Stuart Franklin was born in London in 1956. Having left school at 16, he went on to study photography at West Surrey College of Art and Design. His photographic career began when he started to work for the Sunday Times and Sunday Telegraph Magazine in London and later with Agence Presse Sygma in Paris.

During his time at Sygma (1980–85) he absorbed the skills of news photography, and also followed Henri Cartier-Bresson’s approach to photography; as he puts it, “curious, gentle, surreal with beautiful compositions – his work influenced just about everything I attempted.” In his words, “At Sygma photographers arrived from Algeria, Iraq and Lebanon unloading their Domke bags and their stories. Later I felt confident enough to tell my own. I covered the 1983 Nigerian exodus, the Heysel Stadium disaster, the Beirut bombing of the French and American bases, the civil war there and in Sri Lanka, the conflict in Northern Ireland and finally the 1984–85 famine in Sudan.”

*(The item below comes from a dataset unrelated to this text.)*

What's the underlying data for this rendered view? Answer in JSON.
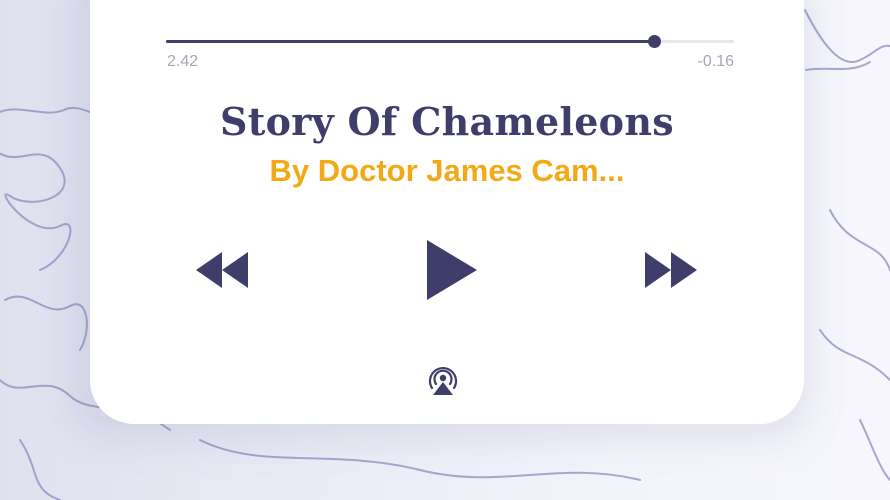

In Khartoum, Franklin shared a flat with Sebastião Salgado for a few weeks. Salgado worked with Magnum Photos in Paris. Franklin was invited to join in the summer of 1985, and has been a full member since 1989, serving most recently as the agency’s elected president between 2006-2009.

It was during the course of 1989 that Franklin took his acclaimed photographs in Beijing’s Tiananmen Square, where a demonstration for freedom ended in a massacre. Thereafter he began to move away from news into magazine feature photography. Between 1990 and 2004 he photographed about twenty stories for National Geographic Magazine. During this time Franklin decided to pursue a better theoretical understanding of some of the issues he confronted, by embarking a period of academic study in 1997. He graduated with a first class degree in geography from Oxford University, and went on to complete his doctoral thesis there in 2002.

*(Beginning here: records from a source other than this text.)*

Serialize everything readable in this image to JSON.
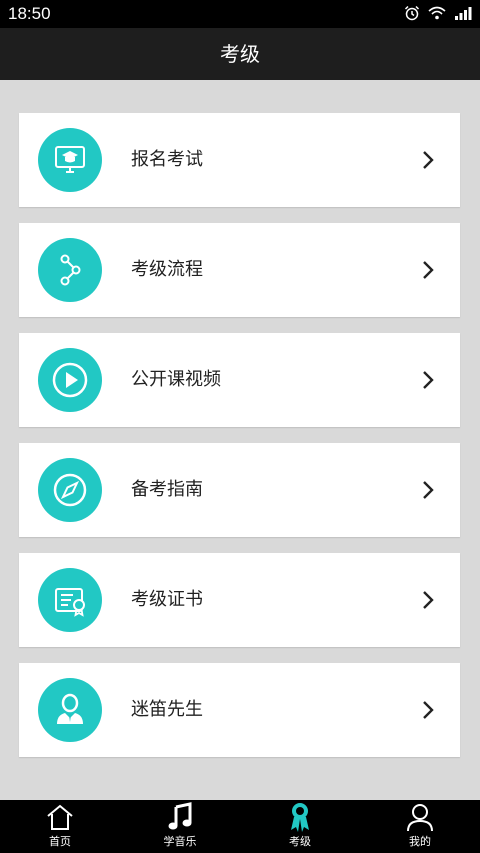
{
  "status_bar": {
    "time": "18:50"
  },
  "title": "考级",
  "menu": [
    {
      "label": "报名考试",
      "icon": "monitor-graduation-cap-icon"
    },
    {
      "label": "考级流程",
      "icon": "flow-nodes-icon"
    },
    {
      "label": "公开课视频",
      "icon": "play-icon"
    },
    {
      "label": "备考指南",
      "icon": "compass-icon"
    },
    {
      "label": "考级证书",
      "icon": "certificate-icon"
    },
    {
      "label": "迷笛先生",
      "icon": "person-icon"
    }
  ],
  "tabs": [
    {
      "label": "首页",
      "icon": "home-icon"
    },
    {
      "label": "学音乐",
      "icon": "music-note-icon"
    },
    {
      "label": "考级",
      "icon": "ribbon-icon",
      "active": true
    },
    {
      "label": "我的",
      "icon": "user-icon"
    }
  ],
  "colors": {
    "accent": "#22c8c4",
    "header": "#1e1e1e",
    "background": "#d9d9d9"
  }
}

In 2005 he undertook the series of large-format photographs of Europe’s changing landscape that has led to his book, Footprint: Our Landscape in Flux (Thames & Hudson, 2008). During 2009 Franklin travelled to Mali and the Middle East. Franklin co-curating the Noorderlicht Photo Festival 2009 with an exhibition entitled Point of No Return on the continuing conflict in Gaza. In a change of approach to documentary, Franklin undertook a course of training at the UK’s National Film and Television School in observational documentary. Subsequently Franklin worked on his first long form documentary Runners, together with film work for ESPN.

During 2010 continued with the project: Farmscapes supported and funded by the Scottish National Galleries. The work was first exhibited at the Scottish National Portrait Gallery in 2012. During 2010-13 Franklin completed a long-term landscape project Narcissus, exhibited during in 2012/13 in Ålesund-Norway, Kristiansund - Norway, London, Paris and Edinburgh. Franklin has published numerous books of his work including, The Time of Trees, Leonardo Arte, Milan, 1999; Sea Fever, Bardwell Press, Oxford, 2005; Footprint: Our Landscape in Flux, Thames & Hudson, 2008; and Narcissus, Hatje Cantz Verlag, Stuttgart, 2013.